Accurate Moments in Televised Religion (caution: spoilers)

A category that sprang to mind while re-watching Carnivale last night. These aren't the best moments necessarily, but after cringing nearly every time religious faith or practice, or just the ordinary lives of believers, is portrayed on television (or movies), it's wonderful when, every couple of years, you see a moment that makes you say "Aha--they got it."

1. Brother Justin Crowe, the Methodist minister in Carnivale. Not just that the writers had the creativity to make the demonic preacher neither fundamentalist/evangelical nor overwrought Catholic, but an ordinary Methodist revival preacher; but they got the historical details right, too. Methodism has changed over the last seventy-odd years, but the nitpicky details all seem to be correct. And they don't even mention the word "Methodist"; [I'm willing to be corrected on this point]; you have to figure out for yourself who in the 1930's would have a pulpit in the middle, wear a cassock, have a bishop, and do revival preaching. A wonderful job.
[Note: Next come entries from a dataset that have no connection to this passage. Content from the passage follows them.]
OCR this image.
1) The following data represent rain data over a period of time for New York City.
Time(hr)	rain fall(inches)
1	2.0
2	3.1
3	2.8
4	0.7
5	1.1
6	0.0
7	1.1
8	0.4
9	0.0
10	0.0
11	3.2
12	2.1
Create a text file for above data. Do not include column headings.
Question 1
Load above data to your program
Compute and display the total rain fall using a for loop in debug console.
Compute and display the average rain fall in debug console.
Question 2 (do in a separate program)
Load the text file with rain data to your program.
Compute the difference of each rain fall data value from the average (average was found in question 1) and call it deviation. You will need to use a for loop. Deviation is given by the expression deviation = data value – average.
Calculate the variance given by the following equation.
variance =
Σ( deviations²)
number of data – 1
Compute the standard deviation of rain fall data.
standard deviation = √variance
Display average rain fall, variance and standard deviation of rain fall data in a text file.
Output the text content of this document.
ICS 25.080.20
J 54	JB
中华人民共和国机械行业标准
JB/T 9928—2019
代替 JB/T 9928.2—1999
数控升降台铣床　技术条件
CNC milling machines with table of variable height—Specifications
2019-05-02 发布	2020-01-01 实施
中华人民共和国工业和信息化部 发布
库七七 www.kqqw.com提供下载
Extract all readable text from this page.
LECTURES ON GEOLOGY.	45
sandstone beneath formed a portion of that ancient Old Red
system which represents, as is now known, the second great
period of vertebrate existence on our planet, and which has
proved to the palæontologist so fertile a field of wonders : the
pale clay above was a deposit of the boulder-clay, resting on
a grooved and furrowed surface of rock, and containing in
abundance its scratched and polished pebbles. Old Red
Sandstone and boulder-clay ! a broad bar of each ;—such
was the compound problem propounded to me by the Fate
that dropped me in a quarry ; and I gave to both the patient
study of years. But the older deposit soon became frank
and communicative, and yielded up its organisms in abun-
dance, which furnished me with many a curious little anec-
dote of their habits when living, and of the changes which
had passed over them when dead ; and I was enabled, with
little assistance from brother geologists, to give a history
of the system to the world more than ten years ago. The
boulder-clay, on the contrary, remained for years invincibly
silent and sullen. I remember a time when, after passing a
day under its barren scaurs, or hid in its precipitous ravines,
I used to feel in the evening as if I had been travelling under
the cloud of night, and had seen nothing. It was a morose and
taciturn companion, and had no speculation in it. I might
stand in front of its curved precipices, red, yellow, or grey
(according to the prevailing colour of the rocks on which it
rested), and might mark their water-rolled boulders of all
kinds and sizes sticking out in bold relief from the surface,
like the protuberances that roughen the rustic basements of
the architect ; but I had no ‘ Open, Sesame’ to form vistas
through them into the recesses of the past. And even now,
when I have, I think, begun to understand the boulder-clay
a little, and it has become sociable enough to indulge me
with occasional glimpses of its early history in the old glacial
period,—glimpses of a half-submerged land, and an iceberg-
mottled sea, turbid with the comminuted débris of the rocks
In fact, bonus points for the writers noticing that most churches do have an organizational structure, and if strange things start going on, the bishop (or whoever) is going to be paying a visit pretty promptly.

2. David Caruso's character, in the first season of NYPD Blue, confessing to his parish priest. This may be the first and last time I've ever seen Catholic confession on TV or film that wasn't in a little dark wooden box and behind a screen, with some startled and horrified priest, who clearly doesn't know the penitent from Adam, listening to it all. Caruso's Detective Kelly, despite not being portrayed as a religious zealot, actually knows his priest (shocker!), and confesses while the two are outdoors, in a way familiar to most American Catholics who went to confession in the '90's: somewhat casual but reverent, face-to-face, and actually sounding like a real confession rather than a cheap device for narrating the plot or making the priest or penitent seem weird or threatening.

(Unfortunately, fifteen years later, I've never seen another realistic confession on the screen. My favorite bad TV confession was Scully's hour-long stint in the box, as a framing device for that week's plot. A real priest would have said in the first two minutes, "So, do you have an actual sin to confess?" Or "If this is going be very long, would you please make an appointment? Mass starts in fifteen minutes and there are eight people in line after you.")

3. Andre Braugher's Detective Frank Pembleton in Homicide, upon discovering his clueless "spiritual but not religious" partner took Communion when he went to a wedding Mass:

Pembleton: You're not Catholic and you took communion?
Bayliss: Yeah. Is that wrong?
Pembleton (smiling): If my God wins, you're screwed.

Non-pious banter about religious practice among laypeople! Nary a devout nun nor earnest priest in sight!

4. X-Files snake-handlers vs. mainliners. "Signs and Wonders": Deep South snake-handling fire-and-brimstone preacher out of central casting, played against the tolerant, educated, mainline Protestant minister who is quietly despairing at the credulity and unsophistication of the local yokels. This doesn't really belong on a list of "most accurate" portrayals, except in the sense that the final twist shows that some writer actually paid attention to the idea that a certain kind of progressive Christian theology denies or finesses so much as to be anti-Christian, and that the fundie preacher's insistence that Christ "demands our very lives" is, in fact, the genuine Christian faith.

5. Carmela tells off Father Phil in The Sopranos. When everyone else whips up a "bad priest" character in seconds by making him some combination of (a) gay, (b) predatory, and (c) vow-breaking hypocrites, the Sopranos writers knock it out of the park with Carmela's epiphany of what's wrong with the (technically) chaste but spiritually immature Father Phil:

"I think that you like the whiff of sexuality that never goes anyplace.... I think you have this m.o. where you manipulate spiritually thirsty women. And I think a lot if it is tied up with food somehow as well as the sexual tension game."

Ouch. It hurts because we've all seen it, or some variant of it.

Any others?

1 Comments:

Anonymous yahmdallah said...

I know I've seen one recently, but I can't recall what it was. And it was just a small thing.

Essentially the Christian character wasn't the token evil character, and their expression of what a Christian is was accurate, too.


The larger point, though, is dead-on: you just don't see it anymore.